# Der tanzende Affe und der Pinguin



## AMUN (27 Sep. 2006)

"Mami, ich möchte gerne den tanzenden Affen haben. Der ist so witzig"
"Fragen wir mal die Verkäuferin, was der kostet..."
"Es gibt die Home-Version, mit der Ihr Kind allerdings nur
eingeschränkt spielen kann. Der Affe hüpft nur manchmal."
"Und was haben Sie sonst noch so?"
"Die Professional-Version. Der Affe hüpft immer auf Knopfdruck. Aber
es gibt noch bessere Ausführungen."
"?"
"Ja, da gibt es die MediaCenter-Edition. Der Affe hat Zimbeln, die er
beim Hüpfen zusammenhaut. Ihr Kind wird sich freuen."
"Das hört sich ja alles gut an.
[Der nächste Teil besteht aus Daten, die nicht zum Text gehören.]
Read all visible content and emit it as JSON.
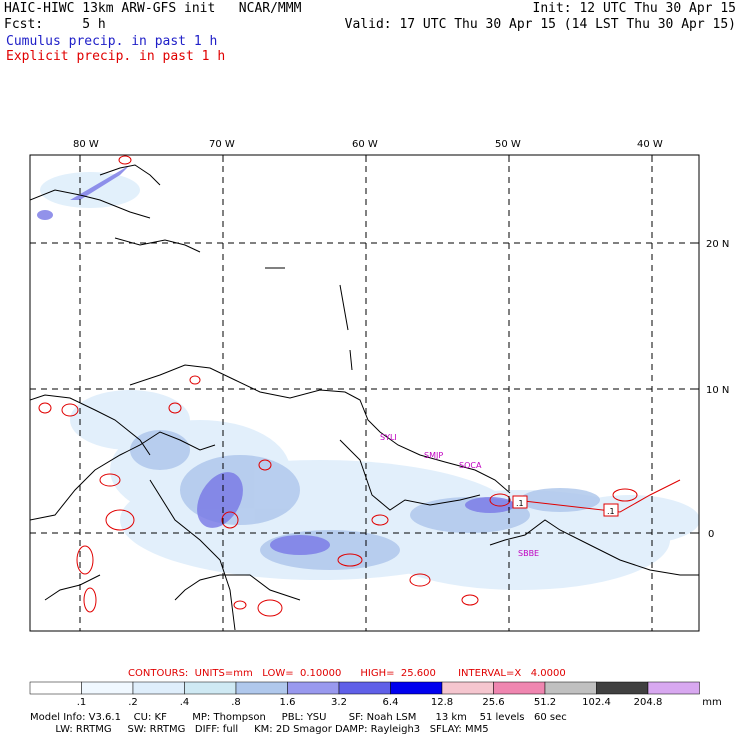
{
  "header": {
    "title": "HAIC-HIWC 13km ARW-GFS init   NCAR/MMM",
    "fcst": "Fcst:     5 h",
    "init": "Init: 12 UTC Thu 30 Apr 15",
    "valid": "Valid: 17 UTC Thu 30 Apr 15 (14 LST Thu 30 Apr 15)",
    "cumulus": "Cumulus precip. in past 1 h",
    "explicit": "Explicit precip. in past 1 h"
  },
  "map": {
    "lon_labels": [
      "80 W",
      "70 W",
      "60 W",
      "50 W",
      "40 W"
    ],
    "lat_labels": [
      "20 N",
      "10 N",
      "0"
    ],
    "sites": [
      "SYLI",
      "SMJP",
      "SOCA",
      "SBBE"
    ],
    "contour_labels": [
      ".1",
      ".1"
    ]
  },
  "contours": {
    "caption": "CONTOURS:  UNITS=mm   LOW=  0.10000      HIGH=  25.600       INTERVAL=X   4.0000"
  },
  "colorbar": {
    "levels": [
      ".1",
      ".2",
      ".4",
      ".8",
      "1.6",
      "3.2",
      "6.4",
      "12.8",
      "25.6",
      "51.2",
      "102.4",
      "204.8"
    ],
    "unit": "mm",
    "colors": [
      "#ffffff",
      "#f0f8ff",
      "#dfeefb",
      "#cfe9f3",
      "#b0c8ec",
      "#9999ee",
      "#6060e8",
      "#0000ee",
      "#f5c6cf",
      "#ef86b0",
      "#c0c0c0",
      "#404040",
      "#d8a8f0"
    ]
  },
  "model_info": {
    "line1": "Model Info: V3.6.1    CU: KF        MP: Thompson     PBL: YSU       SF: Noah LSM      13 km    51 levels   60 sec",
    "line2": "        LW: RRTMG     SW: RRTMG   DIFF: full     KM: 2D Smagor DAMP: Rayleigh3   SFLAY: MM5"
  }
}
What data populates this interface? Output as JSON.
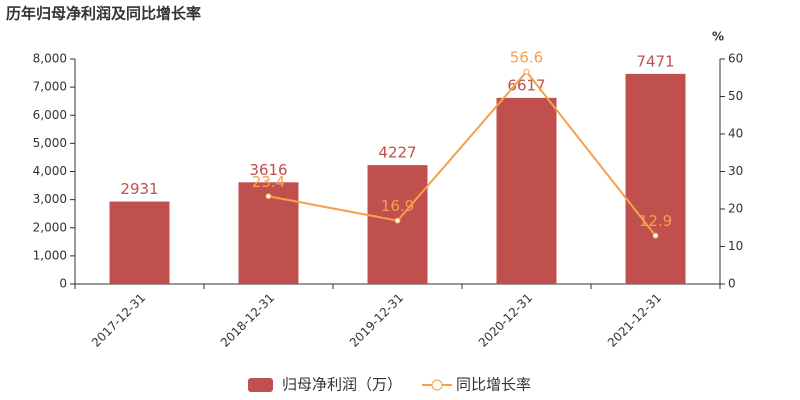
{
  "chart_data": {
    "type": "bar",
    "title": "历年归母净利润及同比增长率",
    "categories": [
      "2017-12-31",
      "2018-12-31",
      "2019-12-31",
      "2020-12-31",
      "2021-12-31"
    ],
    "series": [
      {
        "name": "归母净利润（万）",
        "type": "bar",
        "color": "#c0504d",
        "values": [
          2931,
          3616,
          4227,
          6617,
          7471
        ]
      },
      {
        "name": "同比增长率",
        "type": "line",
        "axis": "y2",
        "color": "#f5a04a",
        "values": [
          null,
          23.4,
          16.9,
          56.6,
          12.9
        ]
      }
    ],
    "ylim": [
      0,
      8000
    ],
    "yticks": [
      0,
      {
        "value": 1000,
        "label": "1,000"
      },
      {
        "value": 2000,
        "label": "2,000"
      },
      {
        "value": 3000,
        "label": "3,000"
      },
      {
        "value": 4000,
        "label": "4,000"
      },
      {
        "value": 5000,
        "label": "5,000"
      },
      {
        "value": 6000,
        "label": "6,000"
      },
      {
        "value": 7000,
        "label": "7,000"
      },
      {
        "value": 8000,
        "label": "8,000"
      }
    ],
    "y2label": "%",
    "y2lim": [
      0,
      60
    ],
    "y2ticks": [
      0,
      10,
      20,
      30,
      40,
      50,
      60
    ],
    "legend": "bottom"
  }
}
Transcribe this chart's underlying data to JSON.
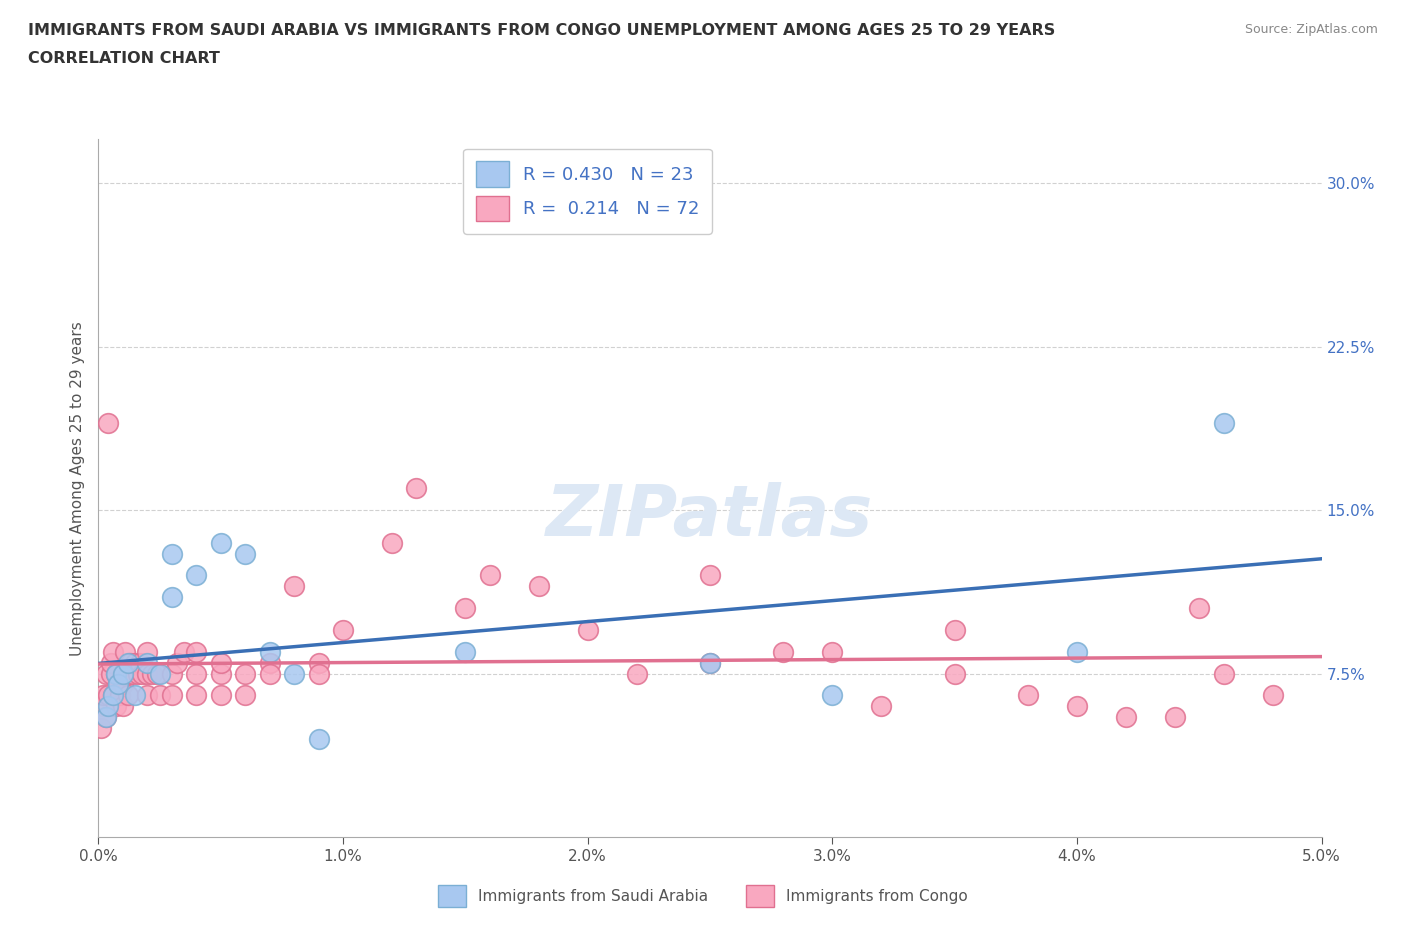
{
  "title_line1": "IMMIGRANTS FROM SAUDI ARABIA VS IMMIGRANTS FROM CONGO UNEMPLOYMENT AMONG AGES 25 TO 29 YEARS",
  "title_line2": "CORRELATION CHART",
  "source_text": "Source: ZipAtlas.com",
  "ylabel": "Unemployment Among Ages 25 to 29 years",
  "xlim": [
    0.0,
    0.05
  ],
  "ylim": [
    0.0,
    0.32
  ],
  "xticks": [
    0.0,
    0.01,
    0.02,
    0.03,
    0.04,
    0.05
  ],
  "xticklabels": [
    "0.0%",
    "1.0%",
    "2.0%",
    "3.0%",
    "4.0%",
    "5.0%"
  ],
  "yticks": [
    0.075,
    0.15,
    0.225,
    0.3
  ],
  "yticklabels": [
    "7.5%",
    "15.0%",
    "22.5%",
    "30.0%"
  ],
  "saudi_color": "#a8c8f0",
  "saudi_edge": "#7bafd4",
  "congo_color": "#f9a8c0",
  "congo_edge": "#e07090",
  "saudi_line_color": "#3a6fb5",
  "congo_line_color": "#e07090",
  "watermark_color": "#dde8f5",
  "watermark": "ZIPatlas",
  "R_saudi": 0.43,
  "N_saudi": 23,
  "R_congo": 0.214,
  "N_congo": 72,
  "legend_label_saudi": "Immigrants from Saudi Arabia",
  "legend_label_congo": "Immigrants from Congo",
  "saudi_x": [
    0.0003,
    0.0004,
    0.0006,
    0.0007,
    0.0008,
    0.001,
    0.0012,
    0.0015,
    0.002,
    0.0025,
    0.003,
    0.003,
    0.004,
    0.005,
    0.006,
    0.007,
    0.008,
    0.009,
    0.015,
    0.025,
    0.03,
    0.04,
    0.046
  ],
  "saudi_y": [
    0.055,
    0.06,
    0.065,
    0.075,
    0.07,
    0.075,
    0.08,
    0.065,
    0.08,
    0.075,
    0.13,
    0.11,
    0.12,
    0.135,
    0.13,
    0.085,
    0.075,
    0.045,
    0.085,
    0.08,
    0.065,
    0.085,
    0.19
  ],
  "congo_x": [
    0.0001,
    0.0002,
    0.0002,
    0.0003,
    0.0003,
    0.0004,
    0.0004,
    0.0005,
    0.0005,
    0.0006,
    0.0006,
    0.0007,
    0.0007,
    0.0008,
    0.0009,
    0.001,
    0.001,
    0.001,
    0.0011,
    0.0012,
    0.0012,
    0.0013,
    0.0014,
    0.0015,
    0.0016,
    0.0017,
    0.0018,
    0.002,
    0.002,
    0.002,
    0.0022,
    0.0024,
    0.0025,
    0.003,
    0.003,
    0.0032,
    0.0035,
    0.004,
    0.004,
    0.004,
    0.005,
    0.005,
    0.005,
    0.006,
    0.006,
    0.007,
    0.007,
    0.008,
    0.009,
    0.009,
    0.01,
    0.012,
    0.013,
    0.015,
    0.016,
    0.018,
    0.02,
    0.022,
    0.025,
    0.025,
    0.028,
    0.03,
    0.032,
    0.035,
    0.035,
    0.038,
    0.04,
    0.042,
    0.044,
    0.045,
    0.046,
    0.048
  ],
  "congo_y": [
    0.05,
    0.06,
    0.065,
    0.075,
    0.055,
    0.19,
    0.065,
    0.075,
    0.08,
    0.085,
    0.065,
    0.075,
    0.06,
    0.07,
    0.065,
    0.07,
    0.075,
    0.06,
    0.085,
    0.075,
    0.065,
    0.08,
    0.075,
    0.08,
    0.075,
    0.08,
    0.075,
    0.075,
    0.065,
    0.085,
    0.075,
    0.075,
    0.065,
    0.075,
    0.065,
    0.08,
    0.085,
    0.075,
    0.065,
    0.085,
    0.075,
    0.065,
    0.08,
    0.075,
    0.065,
    0.08,
    0.075,
    0.115,
    0.08,
    0.075,
    0.095,
    0.135,
    0.16,
    0.105,
    0.12,
    0.115,
    0.095,
    0.075,
    0.08,
    0.12,
    0.085,
    0.085,
    0.06,
    0.095,
    0.075,
    0.065,
    0.06,
    0.055,
    0.055,
    0.105,
    0.075,
    0.065
  ]
}
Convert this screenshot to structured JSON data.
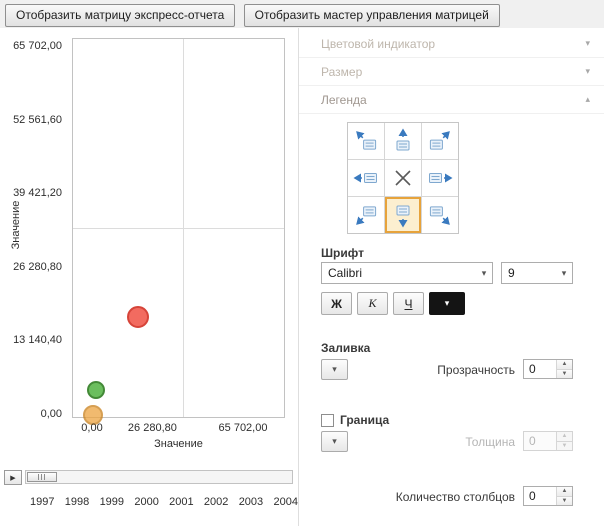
{
  "toolbar": {
    "buttons": [
      {
        "label": "Отобразить матрицу экспресс-отчета"
      },
      {
        "label": "Отобразить мастер управления матрицей"
      }
    ]
  },
  "chart_data": {
    "type": "scatter",
    "xlabel": "Значение",
    "ylabel": "Значение",
    "xlim": [
      0,
      65702
    ],
    "ylim": [
      0,
      65702
    ],
    "grid": true,
    "x_ticks": [
      {
        "value": 0,
        "label": "0,00"
      },
      {
        "value": 26280.8,
        "label": "26 280,80"
      },
      {
        "value": 65702,
        "label": "65 702,00"
      }
    ],
    "y_ticks": [
      {
        "value": 65702,
        "label": "65 702,00"
      },
      {
        "value": 52561.6,
        "label": "52 561,60"
      },
      {
        "value": 39421.2,
        "label": "39 421,20"
      },
      {
        "value": 26280.8,
        "label": "26 280,80"
      },
      {
        "value": 13140.4,
        "label": "13 140,40"
      },
      {
        "value": 0,
        "label": "0,00"
      }
    ],
    "points": [
      {
        "x": 19600,
        "y": 17500,
        "r": 11,
        "fill": "#f26458",
        "stroke": "#d43a2f",
        "opacity": 0.95
      },
      {
        "x": 1300,
        "y": 4400,
        "r": 9,
        "fill": "#5cb84d",
        "stroke": "#2f7d22",
        "opacity": 0.9
      },
      {
        "x": 0,
        "y": 0,
        "r": 10,
        "fill": "#eda43f",
        "stroke": "#c97f1a",
        "opacity": 0.75
      }
    ]
  },
  "timeline": {
    "years": [
      "1997",
      "1998",
      "1999",
      "2000",
      "2001",
      "2002",
      "2003",
      "2004"
    ]
  },
  "panel": {
    "sections": [
      {
        "label": "Цветовой индикатор",
        "expanded": false,
        "enabled": false
      },
      {
        "label": "Размер",
        "expanded": false,
        "enabled": false
      },
      {
        "label": "Легенда",
        "expanded": true,
        "enabled": true
      }
    ],
    "position_picker": {
      "cells": [
        {
          "dir": "up-left"
        },
        {
          "dir": "up"
        },
        {
          "dir": "up-right"
        },
        {
          "dir": "left"
        },
        {
          "dir": "none"
        },
        {
          "dir": "right"
        },
        {
          "dir": "down-left"
        },
        {
          "dir": "down",
          "selected": true
        },
        {
          "dir": "down-right"
        }
      ]
    },
    "font": {
      "label": "Шрифт",
      "family_value": "Calibri",
      "size_value": "9",
      "bold_label": "Ж",
      "italic_label": "К",
      "underline_label": "Ч"
    },
    "fill": {
      "label": "Заливка",
      "transparency_label": "Прозрачность",
      "transparency_value": "0"
    },
    "border": {
      "label": "Граница",
      "checked": false,
      "thickness_label": "Толщина",
      "thickness_value": "0"
    },
    "columns": {
      "label": "Количество столбцов",
      "value": "0"
    }
  },
  "icons": {
    "chevron_down": "▾",
    "chevron_up": "▴",
    "play": "▶",
    "spin_up": "▲",
    "spin_down": "▼"
  },
  "colors": {
    "selected_orange": "#e7a33b",
    "picker_arrow_blue": "#3a7abf",
    "picker_box_blue": "#7fa8cf",
    "picker_cross_gray": "#5a5a5a"
  }
}
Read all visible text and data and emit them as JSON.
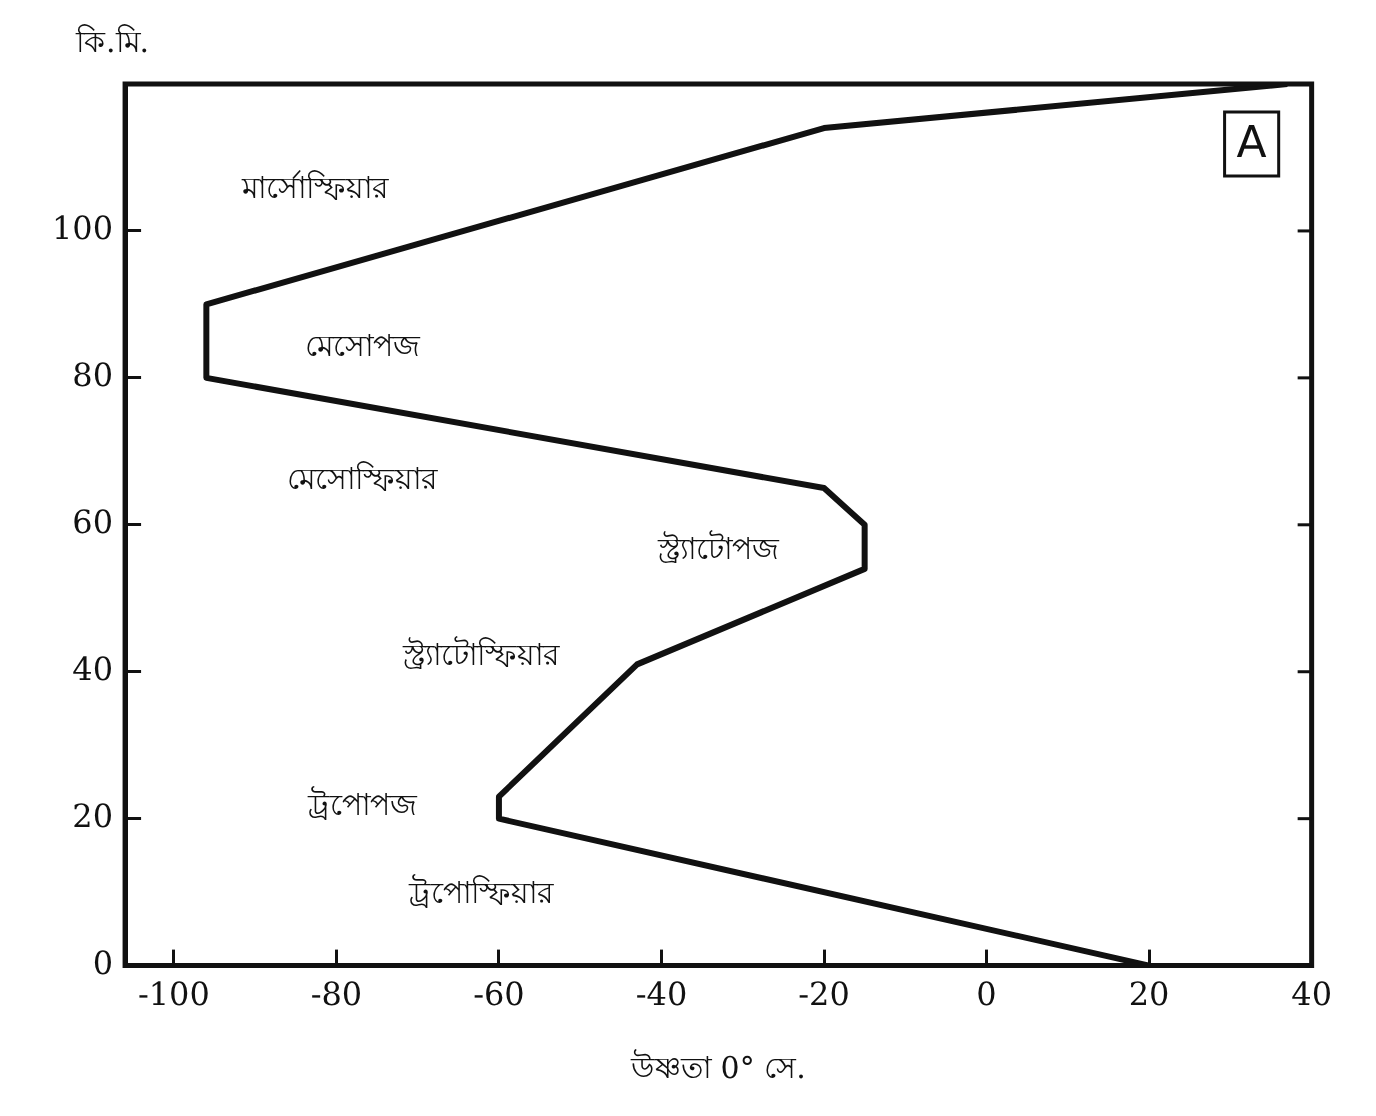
{
  "chart_data": {
    "type": "line",
    "ylabel": "কি.মি.",
    "xlabel": "উষ্ণতা 0° সে.",
    "xlim": [
      -106,
      40
    ],
    "xticks": [
      -100,
      -80,
      -60,
      -40,
      -20,
      0,
      20,
      40
    ],
    "ylim": [
      0,
      120
    ],
    "yticks": [
      0,
      20,
      40,
      60,
      80,
      100
    ],
    "grid": false,
    "legend": false,
    "marker": "none",
    "line_style": "solid",
    "series": [
      {
        "color": "#111111",
        "x": [
          20,
          -60,
          -60,
          -43,
          -15,
          -15,
          -20,
          -96,
          -96,
          -20,
          37
        ],
        "values": [
          0,
          20,
          23,
          41,
          54,
          60,
          65,
          80,
          90,
          114,
          120
        ]
      }
    ],
    "annotations": [
      "মার্সোস্ফিয়ার",
      "মেসোপজ",
      "মেসোস্ফিয়ার",
      "স্ট্র্যাটোপজ",
      "স্ট্র্যাটোস্ফিয়ার",
      "ট্রপোপজ",
      "ট্রপোস্ফিয়ার",
      "A"
    ]
  }
}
Wieviel soll die MediaCenter-Edition
kosten?"
"Ach, nicht der Rede wert. Sie können auch Erweiterungen bekommen,
damit der Affe auf einem Bein hüpft..."
"Mama, den möchte ich haben!"
"Still, Kind. Ich glaube, die MediaCenter-Edition ist richtig für
meine Tochter."
"Gut. Schauen Sie mal hier unter dem Fuß, da hat der Kleine ein
Hologramm, damit man gleich erkennt, daß er echt ist. Damit er
tatsächlich tanzt, müssen Sie allerdings noch einmal beim Hersteller
anrufen. Ihr Kind darf den Affen nur alleine benutzen und darf ihn
auch nicht weitergeben. Sonst muss das Kind, das nach Ihrem Kinde
damit spielt, ebenfalls beim Hersteller anrufen. Sonst tanzt der Affe
nicht mehr."
"Häh???!"
"Das ist nur zur Sicherheit Ihres Kindes."
"Sicherheit?"
"Na klar. Der Hersteller denkt mit und lässt sich tolle Sachen
einfallen, damit Ihr Kind sicher mit seinem Affen spielen kann. Im
nächsten Jahr soll eine Version rauskommen, bei der Ihr Kind beim
Hersteller anrufen muss, wenn es nur den Spielplatz wechselt, auf dem
es mit dem Affen spielt. Aber der Erscheinungstermin ist noch nicht
fest."
"Halten Sie das nicht für übertrieben?"
"Nein, keinesfalls."
"Na gut. Ich nehme dann auch einmal die Hüpfebein-Erweiterung."
"Okay. Die Erweiterungen sind auch klasse: Zuerst wird überprüft, ob
Ihr Kind bereits wegen des Affen beim Hersteller angerufen hat.
Sollte das so sein, muss Ihr Kind nochmal beim Hersteller anrufen,
sonst hüpft der Affe nicht und kann nach einiger Zeit nicht einmal
mehr auf dem Bein stehen."
"Was???"
"Alles zur Sicherheit Ihres Kindes."
"So sicher muss der Affe nicht sein. Ist doch nur ein Spielzeug..."
"Nix da, Sie können sich gar nicht vorstellen, wie viel Sicherheit
ein Kind in der heutigen Zeit benötigt. Es kann viel passieren, woran
Sie jetzt gar nicht denken mögen."
"Und was kostet der Affe jetzt mit dem Beinchen?"
"Ach, nur 119 Euro, das Beinchen ist in einem PLUS-Paket enthalten,
das kostet extra."
"Dann lassen wir das Hüpfebein weg. Aber 119 Euro kommt mir viel
vor... haben Sie nicht was günstiges? Ohne diese Sicherheitssachen?
Mir kommt das zu kompliziert vor."
"Da drüben auf dem Tisch könnten noch ein paar Pinguine sein."
"Und was habe ich von irgendwelchen Pinguinen? Haben die Zimbeln?"
"Nicht nur das, die haben ein ganzes Orchester-Paket, können mit
beiden Beinen springen und tanzen, alle Gliedmaßen sind abnehmbar,
..."
"Aber die müssen doch ein Vermögen kosten!"
"Nein, die können Sie so mitnehmen."
"Und diese komplizierten Sicherheitssachen? Irgendwo muss doch ein
Haken sein?"
"Nein, Sicherheit ist grundsätzlich beim Pinguin. Er ist wesentlich
weicher, läuft immer und überall, wenn Ihr Kind es will und Ihr Kind
kann sogar mehrere mitnehmen und an seine Freunde verteilen."
"Warum verkaufen Sie dann überhaupt noch Affen???"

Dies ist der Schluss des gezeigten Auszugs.